在data.table中使用eval [英] using eval in data.table
问题描述
使用以下data.table:
$ 我尝试将data.table中eval的行为理解为框架 b$ b
set.seed(1)
foo = data.table(var1 = sample(1:3,1000,r = T) var2 = rnorm(1000),var3 = sample(letters [1:5],1000,replace = T))
$ b b
我试图复制此指令
foo [var1 == 1,sum(var2) var b]
$ b b b b b pre> eval1 = function(s)eval(parse(text = s),envir = sys.parent())
正如你所看到的,测试1和3是工作,但我不明白在eval中为test 2设置的正确环境:
var_i =var1
var_j =var2
var_by =var3
$ b b#test 1 works
foo [eval1(var_i)== 1,sum(var2),by = var3]
#test 2不工作
foo [var1 == 1,sum(eval1(var_j)),by = var3]
#test 3 works
foo [var1 == 1,sum(var2),by = eval1(var_by) ]
j-exp
在 .SD
的环境中检查其变量,它代表数据子集
。 .SD
本身是一个 data.table
,它包含该组的列。
执行以下操作时:
foo [var1 == 1,sum (eval(parse(text = var_j))),by = var3]
c $ c> j-exp 获得内部优化/替换为 sum(var2)
。但 sum(eval1(var_j))
没有得到优化,并保持原样。
然后当它对每个组求值时,它必须找到 var2
在调用函数的parent.frame()中,但在 .SD
中。作为示例,让我们这样做:
eval1< - function(s)eval(parse(text = s),envir = parent.frame())
foo [var1 == 1,{var2 = 1L; eval1(var_j)},by = var3]
#var3 V1
#1:e 1
#2:c 1
#3:a 1
#4 :b 1
#5:d 1
找到 var2
从它的父框架。
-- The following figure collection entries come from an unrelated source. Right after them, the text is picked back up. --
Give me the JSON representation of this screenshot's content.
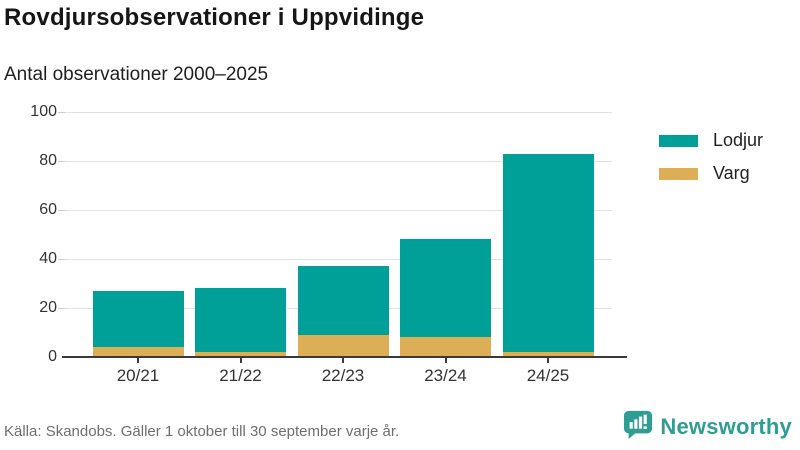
{
  "header": {
    "title": "Rovdjursobservationer i Uppvidinge",
    "subtitle": "Antal observationer 2000–2025"
  },
  "chart_data": {
    "type": "bar",
    "stacked": true,
    "categories": [
      "20/21",
      "21/22",
      "22/23",
      "23/24",
      "24/25"
    ],
    "series": [
      {
        "name": "Varg",
        "color": "#dcae55",
        "values": [
          4,
          2,
          9,
          8,
          2
        ]
      },
      {
        "name": "Lodjur",
        "color": "#00a099",
        "values": [
          23,
          26,
          28,
          40,
          81
        ]
      }
    ],
    "legend": [
      {
        "label": "Lodjur",
        "color": "#00a099"
      },
      {
        "label": "Varg",
        "color": "#dcae55"
      }
    ],
    "legend_position": "right",
    "xlabel": "",
    "ylabel": "",
    "ylim": [
      0,
      100
    ],
    "yticks": [
      0,
      20,
      40,
      60,
      80,
      100
    ],
    "grid": true
  },
  "footer": {
    "source": "Källa: Skandobs. Gäller 1 oktober till 30 september varje år.",
    "brand": "Newsworthy"
  },
  "colors": {
    "teal": "#00a099",
    "gold": "#dcae55",
    "brand_teal": "#2f9d93",
    "grid": "#e2e2e2",
    "axis": "#3a3a3a",
    "text": "#333333"
  }
}
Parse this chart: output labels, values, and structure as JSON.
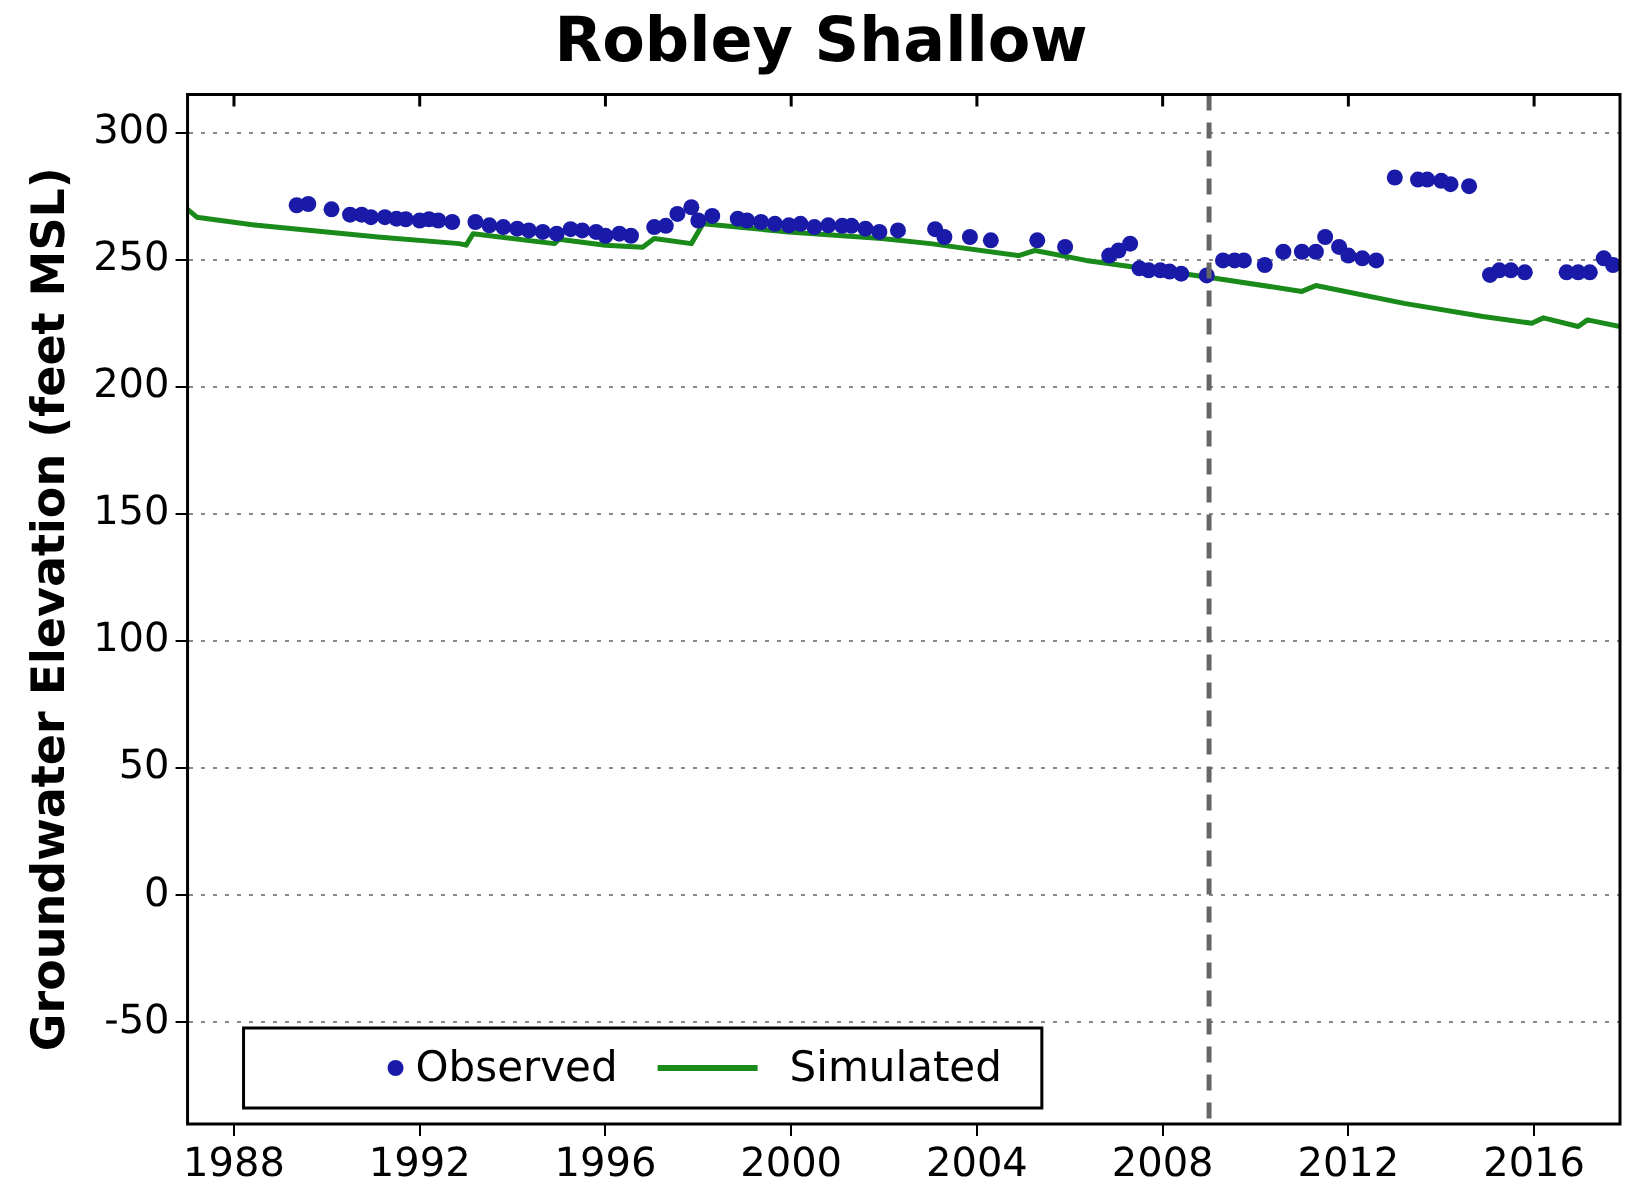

也就是说,我们必须指向正确的环境来评估,有一个额外的参数值= .SD
。
eval1 < - function(s,env)eval(parse(text = s),envir = env,enclos = parent.frame())
foo [var1 == 1,sum(eval1(var_j,.SD)),by = var3]
#var3 V1
#1:e 11.178035
#2:c -12.236446
# 3:a -8.984715
#4:b -2.739386
#5:d -1.159506
I'm trying to understand the behaviour of eval in a data.table as a "frame".
With following data.table:
set.seed(1)
foo = data.table(var1=sample(1:3,1000,r=T), var2=rnorm(1000), var3=sample(letters[1:5],1000,replace = T))
I'm trying to replicate this instruction
foo[var1==1 , sum(var2) , by=var3]
using a function of eval:
eval1 = function(s) eval( parse(text=s) ,envir=sys.parent() )
As you can see, test 1 and 3 are working, but I don't understand which is the "correct" envir to set in eval for test 2:
var_i="var1"
var_j="var2"
var_by="var3"
# test 1 works
foo[eval1(var_i)==1 , sum(var2) , by=var3 ]
# test 2 doesn't work
foo[var1==1 , sum(eval1(var_j)) , by=var3]
# test 3 works
foo[var1==1 , sum(var2) , by=eval1(var_by)]
The j-exp
, checks for it's variables in the environment of .SD
, which stands for Subset of Data
. .SD
is itself a data.table
that holds the columns for that group.
When you do:
foo[var1 == 1, sum(eval(parse(text=var_j))), by=var3]
directly, the j-exp
gets internally optimised/replaced to sum(var2)
. But sum(eval1(var_j))
doesn't get optimised, and stays as it is.
Then when it gets evaluated for each group, it'll have to find var2
, which doesn't exist in the parent.frame() from where the function is called, but in .SD
. As an example, let's do this:
eval1 <- function(s) eval(parse(text=s), envir=parent.frame())
foo[var1 == 1, { var2 = 1L; eval1(var_j) }, by=var3]
# var3 V1
# 1: e 1
# 2: c 1
# 3: a 1
# 4: b 1
# 5: d 1
It find var2
from it's parent frame. That is, we have to point to the right environment to evaluate in, with an additional argument with value = .SD
.
eval1 <- function(s, env) eval(parse(text=s), envir = env, enclos = parent.frame())
foo[var1 == 1, sum(eval1(var_j, .SD)), by=var3]
# var3 V1
# 1: e 11.178035
# 2: c -12.236446
# 3: a -8.984715
# 4: b -2.739386
# 5: d -1.159506
这篇关于在data.table中使用eval的文章就介绍到这了,希望我们推荐的答案对大家有所帮助,也希望大家多多支持IT屋!